M 頭の中だからだよ。ベースラインをもう少し強く欲しかったんだ。ベースラインが聞こえれば自分がプレイするサウンドの中のすべての音符が聞こえてくる。だって基盤がそこにあるからね。俺たちはよく全ての曲のベースラインをちょっとだけ変えてみるんだ。大変身さ。だから俺がベースラインを書けば、5人編成のバンドよりももっと分厚いサウンドに変えられるって気づいたんだよ。エレクトリックピアノを使うこと、ハービー( Herbie Hancock ) にギターと一緒にベースラインとコードを弾かせること、そしてロン( Ron Carter ) にも同じ音域で弾かせることで、サウンドはずいぶん良くなったよ。バランスもいい。いい音だね。

 

A 全部君の作曲した曲かい?

 

M そうだな。ハービーとウェイン( Wayne Shorter ) それにトニーもちょっと書くよ。そいつを俺が取り上げたり、もっと広げてやってみたり、もっと間を入れたりする。あとはもっとコードを足したり、フレーズを少し変えてみたり、ベースラインを書き足したリだな。テンポも変える。まぁレコーディングではそんな感じだな。あと4/4の曲なら3/4、6/8、5/4に変えたりもするな。

 

A   もっと付け足したものはあるかい?

M 俺の直感はどうだい?  俺の勘は当てになるんだ。

 

A あぁ、知っているよ。音楽とボクシング以外に興味があるものは?

 

M 音楽と女以外には何もないね。ええと、あとは何だろうな? ドラマー、ベーシスト、金、奴隷、白人。

 

A 特別趣味はあるのかい?

 

M テレビに出ている白人をからかって面白がることだな。それが一番の趣味だね。そうだ。あとフェラーリ。フェラーリを転がすことも好きだな。他の車はだめだ。いいぜ、速い車は。

 

A そんなに速い車は街じゃ運転できないんじゃないのかい?

 

M この辺りだったら大丈夫さ。走れそうな時間帯ならな。人を轢かないようには気をつけなきゃいけないが。趣味と言えばこれくらいだな。

 

A スポーツを観にはよくいくのかい?

 

M ボクシングだけは行くね。いい技巧派のボクサーやサミー・デイビスJr.のような素晴らしいエンターテイナーを観るのが好きなのさ。でもあとは箸にも棒にもかからないクズばっかりだな。

 

 

A 私のような人間が君にインタビューするのは早すぎると思うかい?

 

M    もし俺に音楽について尋ねたいことがあるんだとしたら、だいぶ早いと思うな。

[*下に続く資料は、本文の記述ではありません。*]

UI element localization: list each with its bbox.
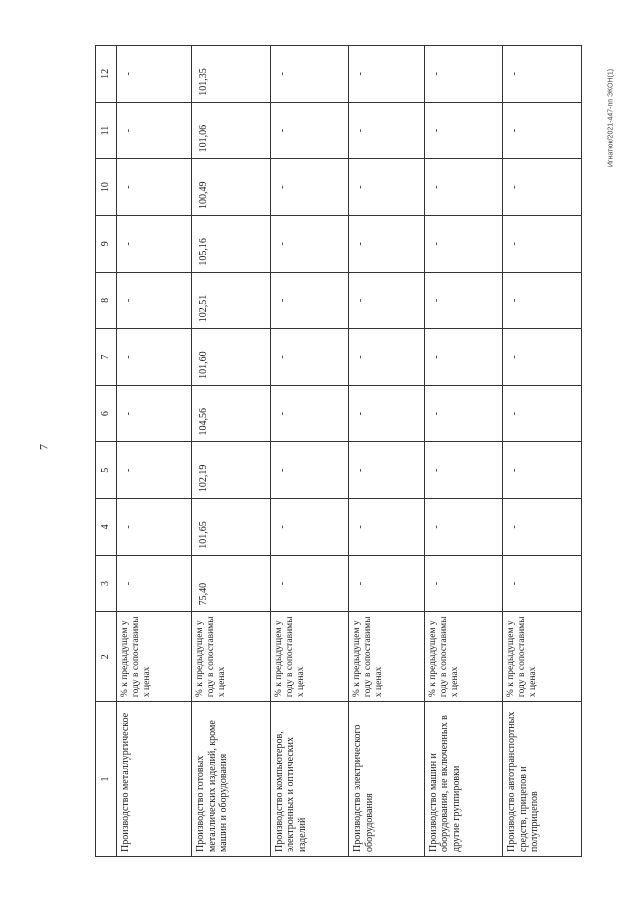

お前は俺と同じ方法で考え、同じ線上にいると思うよ。ほとんどの奴らが知りたがることは・・・そうだな、俺が無礼だと言うんだ。そしてだから聴衆に背を向けると言う。俺が白人をそして聴衆を嫌っていると言うんだ。でも俺は聴衆のことなんか考えちゃいない。俺が考えているのはバンドのことだけだ。そしてもしバンドがしっくりいけば、聴衆は喜ぶって俺は知っている。オーディエンスの手を握る必要なんてないんだ。聴衆ってのはミュージシャンが考えているよりもっとイカしてるんだよ。もし奴らがその音楽を聴きたくないと思ったら、もうそこにはいない。だからやつらにこの音楽はすごいって無理矢理信じ込ませたりする必要なんてないんだ。聴衆は自分でそれを判断できるし、それを好きじゃないヤツも、好きになる必要がないヤツも、それを好きなヤツも音楽を楽しめるんだよ。俺がコンサートに行ったら、そうやって考えると思うよ。